Boswell told a charity law conference last week that the complexities of the subject had not been addressed properly when the Charities Act 2006 was being drafted.
"The declarations are essential and the Office of the Third Sector has done a good job with its guidance," he said. "But no one can deny that if the institute has had to issue 15 draft templates for the declarations different kinds of fundraisers have to make, things must have gone dramatically wrong."
He also doubted whether the new regulations would be enforced. "The police and local authorities don't give a monkey's about what goes on in the world of fundraising," he told the conference, run by the Directory of Social Change and law firm Bates Wells & Braithwaite.
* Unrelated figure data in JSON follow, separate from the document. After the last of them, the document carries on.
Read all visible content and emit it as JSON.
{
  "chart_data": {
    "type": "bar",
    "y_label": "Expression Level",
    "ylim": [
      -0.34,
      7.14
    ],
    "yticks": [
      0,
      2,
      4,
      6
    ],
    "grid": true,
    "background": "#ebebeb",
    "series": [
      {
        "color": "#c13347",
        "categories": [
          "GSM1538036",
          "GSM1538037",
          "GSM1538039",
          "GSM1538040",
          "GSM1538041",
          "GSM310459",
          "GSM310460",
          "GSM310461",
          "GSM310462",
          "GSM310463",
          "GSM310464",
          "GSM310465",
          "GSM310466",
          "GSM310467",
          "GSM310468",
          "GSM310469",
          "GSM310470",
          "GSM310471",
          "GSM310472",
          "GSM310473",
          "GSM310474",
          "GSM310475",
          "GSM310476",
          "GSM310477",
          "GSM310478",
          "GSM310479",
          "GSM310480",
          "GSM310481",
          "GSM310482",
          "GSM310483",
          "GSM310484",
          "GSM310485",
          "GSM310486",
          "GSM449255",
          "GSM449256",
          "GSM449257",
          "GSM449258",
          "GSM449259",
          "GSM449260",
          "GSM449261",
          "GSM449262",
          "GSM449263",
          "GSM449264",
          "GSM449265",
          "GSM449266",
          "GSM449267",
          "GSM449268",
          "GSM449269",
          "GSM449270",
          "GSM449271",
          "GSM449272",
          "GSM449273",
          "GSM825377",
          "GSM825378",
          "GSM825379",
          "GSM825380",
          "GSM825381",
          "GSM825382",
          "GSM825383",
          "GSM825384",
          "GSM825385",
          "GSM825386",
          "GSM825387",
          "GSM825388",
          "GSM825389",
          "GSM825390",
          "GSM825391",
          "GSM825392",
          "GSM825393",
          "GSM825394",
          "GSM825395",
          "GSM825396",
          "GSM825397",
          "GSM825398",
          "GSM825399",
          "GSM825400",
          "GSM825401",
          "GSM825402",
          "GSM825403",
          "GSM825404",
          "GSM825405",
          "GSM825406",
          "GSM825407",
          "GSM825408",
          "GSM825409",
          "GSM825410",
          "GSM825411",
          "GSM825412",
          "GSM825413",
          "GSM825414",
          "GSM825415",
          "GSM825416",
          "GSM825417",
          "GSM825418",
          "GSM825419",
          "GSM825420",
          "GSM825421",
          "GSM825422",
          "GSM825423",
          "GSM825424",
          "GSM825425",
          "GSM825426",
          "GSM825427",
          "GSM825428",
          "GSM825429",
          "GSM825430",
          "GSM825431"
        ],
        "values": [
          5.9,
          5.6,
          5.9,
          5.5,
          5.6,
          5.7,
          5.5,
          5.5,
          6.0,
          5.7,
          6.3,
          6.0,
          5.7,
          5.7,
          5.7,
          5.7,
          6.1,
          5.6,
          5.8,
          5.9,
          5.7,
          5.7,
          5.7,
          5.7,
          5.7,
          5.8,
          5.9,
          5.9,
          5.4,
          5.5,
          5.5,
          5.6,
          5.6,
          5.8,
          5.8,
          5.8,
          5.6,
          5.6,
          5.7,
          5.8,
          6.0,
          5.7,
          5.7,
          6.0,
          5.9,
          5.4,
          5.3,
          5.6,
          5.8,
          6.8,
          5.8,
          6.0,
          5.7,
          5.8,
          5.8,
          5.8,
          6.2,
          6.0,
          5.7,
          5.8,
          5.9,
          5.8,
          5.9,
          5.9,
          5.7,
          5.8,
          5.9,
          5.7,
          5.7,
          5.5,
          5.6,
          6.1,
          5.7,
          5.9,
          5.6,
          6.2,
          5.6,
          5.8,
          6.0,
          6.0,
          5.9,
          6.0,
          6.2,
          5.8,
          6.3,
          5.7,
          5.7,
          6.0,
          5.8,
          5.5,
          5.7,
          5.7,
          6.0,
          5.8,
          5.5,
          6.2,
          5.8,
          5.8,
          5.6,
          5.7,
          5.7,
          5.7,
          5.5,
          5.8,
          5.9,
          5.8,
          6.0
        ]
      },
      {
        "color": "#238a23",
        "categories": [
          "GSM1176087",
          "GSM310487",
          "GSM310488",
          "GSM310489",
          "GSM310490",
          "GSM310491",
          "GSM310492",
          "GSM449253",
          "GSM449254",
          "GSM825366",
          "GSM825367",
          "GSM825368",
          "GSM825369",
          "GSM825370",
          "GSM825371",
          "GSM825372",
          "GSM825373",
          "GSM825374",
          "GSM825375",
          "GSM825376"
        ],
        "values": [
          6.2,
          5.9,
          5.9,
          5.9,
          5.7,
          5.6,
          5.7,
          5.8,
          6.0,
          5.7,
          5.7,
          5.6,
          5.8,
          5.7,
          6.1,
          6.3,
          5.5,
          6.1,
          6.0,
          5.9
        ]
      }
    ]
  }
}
Boswell also questioned whether the part of the Charities Act transferring the licensing of public collections to the Charity Commission would be implemented. He said: "The proposals are fantastic, but the Charity Commission doesn't want to have to issue public collections licences because it doesn't have the resources. And if you asked the OTS legal team where public collections are in its priority list, it would probably say '12'".
Mick Aldridge, chief executive of the Public Fundraising Regulatory Association, told Third Sector it was understandable that the OTS had other priorities, such as compensating charities for losses in the Icelandic banking collapse.
But predictions from senior sector pundits that the measures on public collections would never be brought in could become self-fulfilling prophesies, he said.
A spokesman for the OTS said: "We are carrying out research that will inform the implementation of the licensing regime. This is a sensible approach and should not be taken to mean anything else."